Someone by the name of Benjamin Black has recently published a pair of entertaining novels – Christine Falls and The Silver Swan – about an atmospheric and cigarette-fumigated Dublin in the 1950s (with a third, The Lemur, serialized in the NYT magazine). Perhaps the quirkiest plot twist in each book was the inclusion of a picture of John Banville on the dust cover, followed by this explanation:

Benjamin Black is the pen name of acclaimed author John Banville, who was born in Wexford, Ireland, in 1945. His novels have won numerous awards, most recently the Man Booker Prize in 2005 for The Sea. He lives in Dublin.

Clearly, it’s not too terribly pseudonymous to own up to your own subterfuge in the very first, hardback printing of your novel.

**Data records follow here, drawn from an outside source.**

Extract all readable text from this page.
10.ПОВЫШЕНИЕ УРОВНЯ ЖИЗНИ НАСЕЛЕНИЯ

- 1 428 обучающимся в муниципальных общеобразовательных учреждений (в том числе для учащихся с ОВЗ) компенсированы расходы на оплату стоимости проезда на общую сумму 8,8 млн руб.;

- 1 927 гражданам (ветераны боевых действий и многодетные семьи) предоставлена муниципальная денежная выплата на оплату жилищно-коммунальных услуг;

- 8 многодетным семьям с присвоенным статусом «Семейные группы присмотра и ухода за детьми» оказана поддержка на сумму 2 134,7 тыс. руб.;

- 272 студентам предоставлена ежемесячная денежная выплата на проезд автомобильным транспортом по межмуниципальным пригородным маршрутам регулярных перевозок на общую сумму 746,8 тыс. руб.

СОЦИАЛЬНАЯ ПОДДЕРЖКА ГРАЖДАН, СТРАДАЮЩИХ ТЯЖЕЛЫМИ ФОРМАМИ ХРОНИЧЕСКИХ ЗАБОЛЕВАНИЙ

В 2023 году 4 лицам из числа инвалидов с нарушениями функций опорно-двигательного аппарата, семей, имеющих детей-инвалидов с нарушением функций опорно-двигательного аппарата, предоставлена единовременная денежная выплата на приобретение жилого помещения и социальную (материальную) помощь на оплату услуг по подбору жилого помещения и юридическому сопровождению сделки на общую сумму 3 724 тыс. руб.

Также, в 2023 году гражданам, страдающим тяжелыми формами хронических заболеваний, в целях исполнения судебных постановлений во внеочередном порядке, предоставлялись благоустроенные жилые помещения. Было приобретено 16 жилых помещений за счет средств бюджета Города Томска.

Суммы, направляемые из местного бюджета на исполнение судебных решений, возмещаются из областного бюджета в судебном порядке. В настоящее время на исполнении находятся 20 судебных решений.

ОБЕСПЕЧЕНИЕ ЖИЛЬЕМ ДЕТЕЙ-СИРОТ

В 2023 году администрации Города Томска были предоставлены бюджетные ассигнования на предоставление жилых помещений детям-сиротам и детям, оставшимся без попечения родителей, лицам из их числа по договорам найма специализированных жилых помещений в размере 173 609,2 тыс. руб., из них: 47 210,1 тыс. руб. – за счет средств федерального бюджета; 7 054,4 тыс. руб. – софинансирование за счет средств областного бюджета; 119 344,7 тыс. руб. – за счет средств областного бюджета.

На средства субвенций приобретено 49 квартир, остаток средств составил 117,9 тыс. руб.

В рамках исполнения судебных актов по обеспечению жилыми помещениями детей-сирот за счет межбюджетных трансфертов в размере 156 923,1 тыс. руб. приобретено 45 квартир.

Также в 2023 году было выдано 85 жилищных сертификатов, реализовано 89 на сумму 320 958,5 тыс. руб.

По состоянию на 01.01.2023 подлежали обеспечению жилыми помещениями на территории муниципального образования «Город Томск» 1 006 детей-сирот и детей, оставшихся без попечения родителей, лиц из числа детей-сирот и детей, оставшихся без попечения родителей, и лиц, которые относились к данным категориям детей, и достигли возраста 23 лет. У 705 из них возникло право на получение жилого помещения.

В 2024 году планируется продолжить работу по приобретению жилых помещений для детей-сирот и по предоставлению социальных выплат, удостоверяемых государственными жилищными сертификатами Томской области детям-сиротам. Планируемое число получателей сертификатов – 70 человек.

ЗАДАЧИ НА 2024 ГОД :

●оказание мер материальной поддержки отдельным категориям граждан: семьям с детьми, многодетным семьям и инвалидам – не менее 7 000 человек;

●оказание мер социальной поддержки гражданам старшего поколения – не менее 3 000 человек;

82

So Banville must be up to something else with this exercise. In a recent NPR interview, he confessed to enjoying an identity that allows him to write a very different kind of novel with great facility. Presumably, he would like to enjoy the commercial success of these genre novels while cordoning off – and keeping intact – his literary reputation.

Perhaps law professors could adopt a similar technique: for anything less than tenure-quality work, we can just affix a different name – but if it turns out to be entertaining or widely acclaimed, we then publicly acknowledge it in a different segment of our c.v.

You may also like...

4 Responses

  1. “An Alan Smithee article”

  2. Ed. says:

    Perhaps law professors could adopt a similar technique: for anything less than tenure-quality work, we can just affix a different name – but if it turns out to be entertaining or widely acclaimed, we then publicly acknowledge it in a different segment of our c.v.

    Yes, pseudonymous law blogging. How many law professors blog under an assumed name, like Juan Non-Volokh?

  3. Frank says:

    And there is the classic case of Gil Grantmore.